Although she could not return to working in the Joliet Arsenal after her release from St. Joe's, she vividly remembered many details about her two years helping build bombs for the war effort.  She remembered many creeks near the Joliet Arsenal ran red from TNT residue.

She remembered the tragic Group 2 explosion.  She remembered that some of the "boys who were killed were not yet 18 years old."  Therefore, their parents were not eligible for any benefits.  She remembered a "a supervisor and two of my female coworkers collected money to give to the parents of the boys under 18."

Gas was rationed during war time so she often carpooled with friends from her farm outside Wilmington to the Joliet Arsenal.  One friend rode in the trunk.
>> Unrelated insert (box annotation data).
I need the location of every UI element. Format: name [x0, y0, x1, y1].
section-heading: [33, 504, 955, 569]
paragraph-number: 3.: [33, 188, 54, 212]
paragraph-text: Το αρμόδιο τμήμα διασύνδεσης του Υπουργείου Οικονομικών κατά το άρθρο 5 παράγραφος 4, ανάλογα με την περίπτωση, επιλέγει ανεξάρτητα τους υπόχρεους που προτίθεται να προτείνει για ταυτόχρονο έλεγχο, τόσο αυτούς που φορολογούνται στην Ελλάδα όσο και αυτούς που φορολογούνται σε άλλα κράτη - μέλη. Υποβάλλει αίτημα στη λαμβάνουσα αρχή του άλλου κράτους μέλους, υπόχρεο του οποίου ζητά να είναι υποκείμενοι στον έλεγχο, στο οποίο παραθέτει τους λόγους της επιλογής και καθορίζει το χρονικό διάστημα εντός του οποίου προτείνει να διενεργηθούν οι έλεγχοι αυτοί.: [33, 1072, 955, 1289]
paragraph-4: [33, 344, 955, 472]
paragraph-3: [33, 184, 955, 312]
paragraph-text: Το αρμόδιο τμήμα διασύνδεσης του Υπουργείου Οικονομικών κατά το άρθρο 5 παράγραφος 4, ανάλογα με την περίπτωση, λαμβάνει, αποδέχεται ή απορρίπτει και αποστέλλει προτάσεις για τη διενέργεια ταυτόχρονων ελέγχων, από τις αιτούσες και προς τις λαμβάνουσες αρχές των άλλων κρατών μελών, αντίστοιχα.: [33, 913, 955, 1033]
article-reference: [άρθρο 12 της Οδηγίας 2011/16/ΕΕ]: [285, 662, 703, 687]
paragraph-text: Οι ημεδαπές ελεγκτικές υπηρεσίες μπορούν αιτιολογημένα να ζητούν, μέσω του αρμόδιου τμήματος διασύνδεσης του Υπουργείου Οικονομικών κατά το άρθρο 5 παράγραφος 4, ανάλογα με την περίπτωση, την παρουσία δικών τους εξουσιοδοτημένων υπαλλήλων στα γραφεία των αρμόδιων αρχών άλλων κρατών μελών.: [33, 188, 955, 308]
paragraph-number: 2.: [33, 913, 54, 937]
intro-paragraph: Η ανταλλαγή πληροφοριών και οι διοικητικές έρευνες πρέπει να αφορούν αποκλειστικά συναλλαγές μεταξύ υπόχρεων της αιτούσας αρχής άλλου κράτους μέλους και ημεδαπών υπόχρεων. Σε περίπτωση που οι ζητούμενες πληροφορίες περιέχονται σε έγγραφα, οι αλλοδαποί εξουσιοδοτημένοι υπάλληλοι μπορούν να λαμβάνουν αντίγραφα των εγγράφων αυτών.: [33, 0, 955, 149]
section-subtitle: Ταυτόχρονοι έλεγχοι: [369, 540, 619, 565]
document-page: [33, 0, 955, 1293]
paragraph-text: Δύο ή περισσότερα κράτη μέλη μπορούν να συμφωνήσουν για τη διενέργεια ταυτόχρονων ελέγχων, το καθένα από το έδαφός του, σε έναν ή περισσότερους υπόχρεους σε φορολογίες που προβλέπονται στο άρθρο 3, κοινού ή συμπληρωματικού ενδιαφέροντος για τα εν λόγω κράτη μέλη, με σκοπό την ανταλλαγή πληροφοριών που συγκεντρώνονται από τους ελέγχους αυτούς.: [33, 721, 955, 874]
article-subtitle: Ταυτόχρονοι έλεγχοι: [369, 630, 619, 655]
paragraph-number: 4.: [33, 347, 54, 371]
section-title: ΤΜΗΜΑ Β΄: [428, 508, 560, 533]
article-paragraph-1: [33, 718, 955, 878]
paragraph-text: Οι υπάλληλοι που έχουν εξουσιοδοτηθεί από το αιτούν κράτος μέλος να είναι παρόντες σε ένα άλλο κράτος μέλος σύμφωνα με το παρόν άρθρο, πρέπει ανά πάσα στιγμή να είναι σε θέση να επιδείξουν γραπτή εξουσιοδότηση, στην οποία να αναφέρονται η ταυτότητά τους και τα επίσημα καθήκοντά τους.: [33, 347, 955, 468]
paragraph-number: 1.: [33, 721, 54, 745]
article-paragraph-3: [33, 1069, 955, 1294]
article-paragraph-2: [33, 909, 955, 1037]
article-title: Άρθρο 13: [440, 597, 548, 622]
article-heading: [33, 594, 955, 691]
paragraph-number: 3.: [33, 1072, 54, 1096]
Men made 99 cents an hour and drove from Streater, Ottawa, and Onarga.  She has a friend from Tampa, Florida who made 1.035 an hour working as an electrician.

Finally, she remembered some farm families chose to move their homes out of the Arsenal when the government began buying land for the arsenal.  For example, the house pictured below, now located near St. Rose Church of Lima in Wilmington, Illinois, was originally in the Arsenal.